Typically, assays measure the concentration of drug that inhibits growth to the point that the number of cells in a treated sample grown over a period of time is only half the number of cells in an untreated sample grown in parallel; that concentration is known as IC50. In the simplest tests, cells are grown in a lab dish. More sophisticated approaches include growing cells in three-dimensional culture, introducing the cells into a mouse as a xenograft, or taking cells from a patient and introducing them into a mouse, a method known as a patient-derived xenograft.
“We wanted a better understanding of sensitivity or resistance at the molecular level, and to use that understanding to better design treatments, especially combination treatments. To do that, we had to quantify the growth rate.”—Marc Hafner
It was their interest in taking a closer look at predictors of drug response that led the scientists to study the growth rate of dividing cells, said Marc Hafner, HMS research fellow in systems biology and co-first author of the paper.
“We wanted a better understanding of sensitivity or resistance at the molecular level, and to use that understanding to better design treatments, especially combination treatments,” Hafner said. “To do that, we had to quantify the growth rate.”
IC50, which measures cell viability only at the end of an experiment, does not provide a reliable measure of a drug’s overall effectiveness if the number of cell divisions during an assay varies, as often is the case when comparing different cancer cell lines. For example, oncogenic mutations that promote cancer progression sometimes also slow down the rate of cell division, so in a typical drug-response assay a drug could appear to be less effective at inhibiting cell growth than it really is when compared to cells without this oncogenic mutation.
“There’s a fundamental problem with the way the IC50 is assessed: You cannot accurately compare cell lines if they grow at different rates,” said Mario Niepel, HMS instructor in systems biology and co-first author of the paper. “It is this intrinsic property of the cell lines, irrespective of variants in the experimental setup, that really plagues large data sets measuring drug sensitivity in hundreds of cell lines.”
The scientists tested their theory in computer simulation models and in lab experiments with existing cancer drugs. Their results evaluated drug response using growth rate metrics, derived by comparing growth rates in the presence and absence of drugs.

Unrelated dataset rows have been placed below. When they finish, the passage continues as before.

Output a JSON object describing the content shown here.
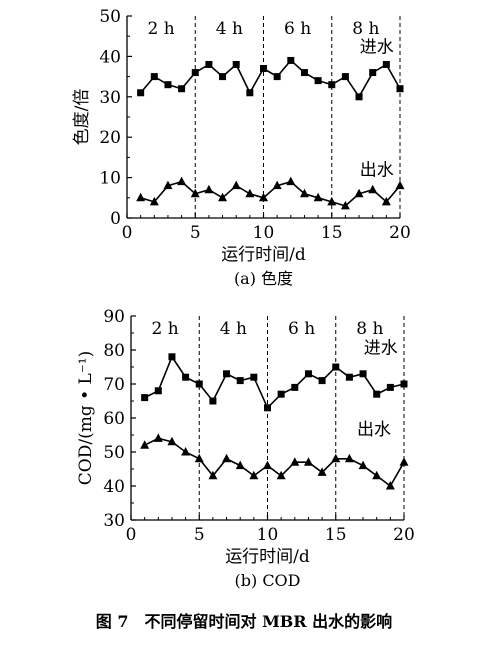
{
  "caption": "图 7　不同停留时间对 MBR 出水的影响",
  "chart_data": [
    {
      "type": "line",
      "subtitle": "(a) 色度",
      "xlabel": "运行时间/d",
      "ylabel": "色度/倍",
      "xlim": [
        0,
        20
      ],
      "ylim": [
        0,
        50
      ],
      "xticks": [
        0,
        5,
        10,
        15,
        20
      ],
      "yticks": [
        0,
        10,
        20,
        30,
        40,
        50
      ],
      "period_dividers": [
        5,
        10,
        15,
        20
      ],
      "period_labels": [
        {
          "label": "2 h",
          "x": 2.5
        },
        {
          "label": "4 h",
          "x": 7.5
        },
        {
          "label": "6 h",
          "x": 12.5
        },
        {
          "label": "8 h",
          "x": 17.5
        }
      ],
      "x": [
        1,
        2,
        3,
        4,
        5,
        6,
        7,
        8,
        9,
        10,
        11,
        12,
        13,
        14,
        15,
        16,
        17,
        18,
        19,
        20
      ],
      "series": [
        {
          "name": "进水",
          "marker": "square",
          "label_pos": {
            "x": 18.3,
            "y": 41
          },
          "values": [
            31,
            35,
            33,
            32,
            36,
            38,
            35,
            38,
            31,
            37,
            35,
            39,
            36,
            34,
            33,
            35,
            30,
            36,
            38,
            32
          ]
        },
        {
          "name": "出水",
          "marker": "triangle",
          "label_pos": {
            "x": 18.3,
            "y": 10.5
          },
          "values": [
            5,
            4,
            8,
            9,
            6,
            7,
            5,
            8,
            6,
            5,
            8,
            9,
            6,
            5,
            4,
            3,
            6,
            7,
            4,
            8
          ]
        }
      ]
    },
    {
      "type": "line",
      "subtitle": "(b) COD",
      "xlabel": "运行时间/d",
      "ylabel": "COD/(mg • L⁻¹)",
      "xlim": [
        0,
        20
      ],
      "ylim": [
        30,
        90
      ],
      "xticks": [
        0,
        5,
        10,
        15,
        20
      ],
      "yticks": [
        30,
        40,
        50,
        60,
        70,
        80,
        90
      ],
      "period_dividers": [
        5,
        10,
        15,
        20
      ],
      "period_labels": [
        {
          "label": "2 h",
          "x": 2.5
        },
        {
          "label": "4 h",
          "x": 7.5
        },
        {
          "label": "6 h",
          "x": 12.5
        },
        {
          "label": "8 h",
          "x": 17.5
        }
      ],
      "x": [
        1,
        2,
        3,
        4,
        5,
        6,
        7,
        8,
        9,
        10,
        11,
        12,
        13,
        14,
        15,
        16,
        17,
        18,
        19,
        20
      ],
      "series": [
        {
          "name": "进水",
          "marker": "square",
          "label_pos": {
            "x": 18.3,
            "y": 79
          },
          "values": [
            66,
            68,
            78,
            72,
            70,
            65,
            73,
            71,
            72,
            63,
            67,
            69,
            73,
            71,
            75,
            72,
            73,
            67,
            69,
            70
          ]
        },
        {
          "name": "出水",
          "marker": "triangle",
          "label_pos": {
            "x": 17.8,
            "y": 55
          },
          "values": [
            52,
            54,
            53,
            50,
            48,
            43,
            48,
            46,
            43,
            46,
            43,
            47,
            47,
            44,
            48,
            48,
            46,
            43,
            40,
            47
          ]
        }
      ]
    }
  ]
}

Their analysis quantified the potency of a drug on a per-division basis, making sure that fast- or slow-growing cells with the same biochemical responses to drugs were scored the same way.
“That’s the beauty of it—there is hardly any experimental or computational change required for somebody to use these new metrics, and there’s even the possibility that groups could retroactively correct their data sets.”—Mario Niepel
The computational tool they used—available to the research community at www.grcalculator.org—can easily be incorporated into any users’ analytical pipeline, the authors said.
“That’s the beauty of it—there is hardly any experimental or computational change required for somebody to use these new metrics, and there’s even the possibility that groups could retroactively correct their data sets,” Niepel said.
More work needs to be done before their findings can be brought to the clinic, Sorger said.
“It’s a case where data drives a new theory and hopefully a new theory drives the collection of new and potentially more useful data,” he said.
This work was funded by grants U54-HL127365 and P50-GM107618, by the Giovanni Armenise-Harvard Foundation, and by a fellowship from the Swiss National Science Foundation (P300P3_147876).